Ancient Roman family

The gens Furnia was a plebeian family at ancient Rome. The Furnian gens was of great antiquity, dating to the first century of the Republic; Gaius Furnius was tribune of the plebs in 445 BC. However, no member of the family achieved prominence again for nearly four hundred years.

==Members==

- Gaius Furnius, tribune of the plebs in 445 BC. He opposed the rogation of that year, which would have opened the consulship to the plebeians. His name occurs only in Dionysius; Livy describes the proposal, but does not mention Furnius.
- Gaius Furnius, tribune of the plebs in 50 BC, was a friend of Cicero, with whom he frequently corresponded.

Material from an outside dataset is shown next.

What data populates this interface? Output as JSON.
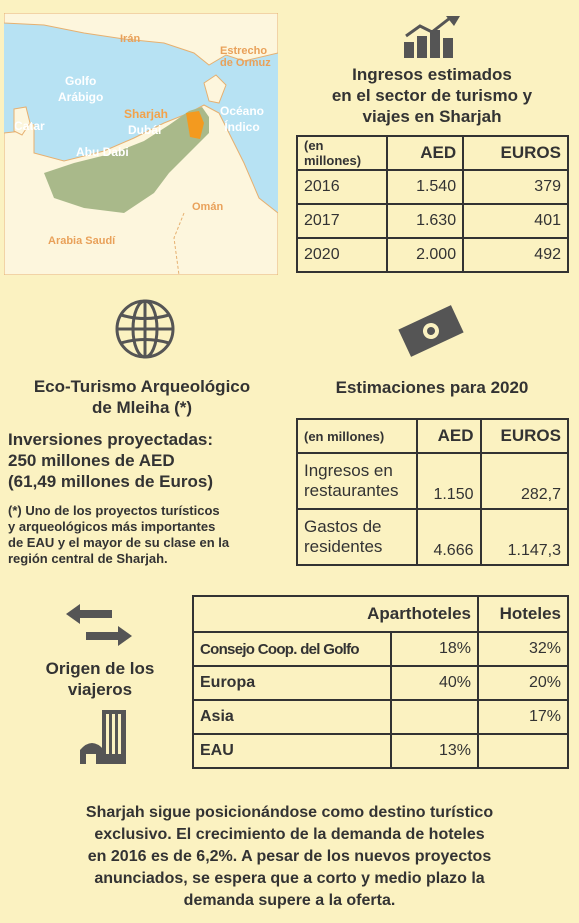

He opposed the demand of the oligarchic party at Rome that Caesar should immediately resign as proconsul of Gaul. After Caesar's murder, Furnius espoused the side of Marcus Antonius, but after the Battle of Actium he was reconciled to Octavian through the exertions of his son. Furnius was consul designatus in 29 BC.
- Gaius Furnius C. f., successfully reconciled his father to Octavian following the Battle of Actium. He was consul in 17 BC.
- Furnius, put to death in AD 26, during the reign of Tiberius, for committing adultery with Claudia Pulchra. It seems unlikely that he was the same person as the consul.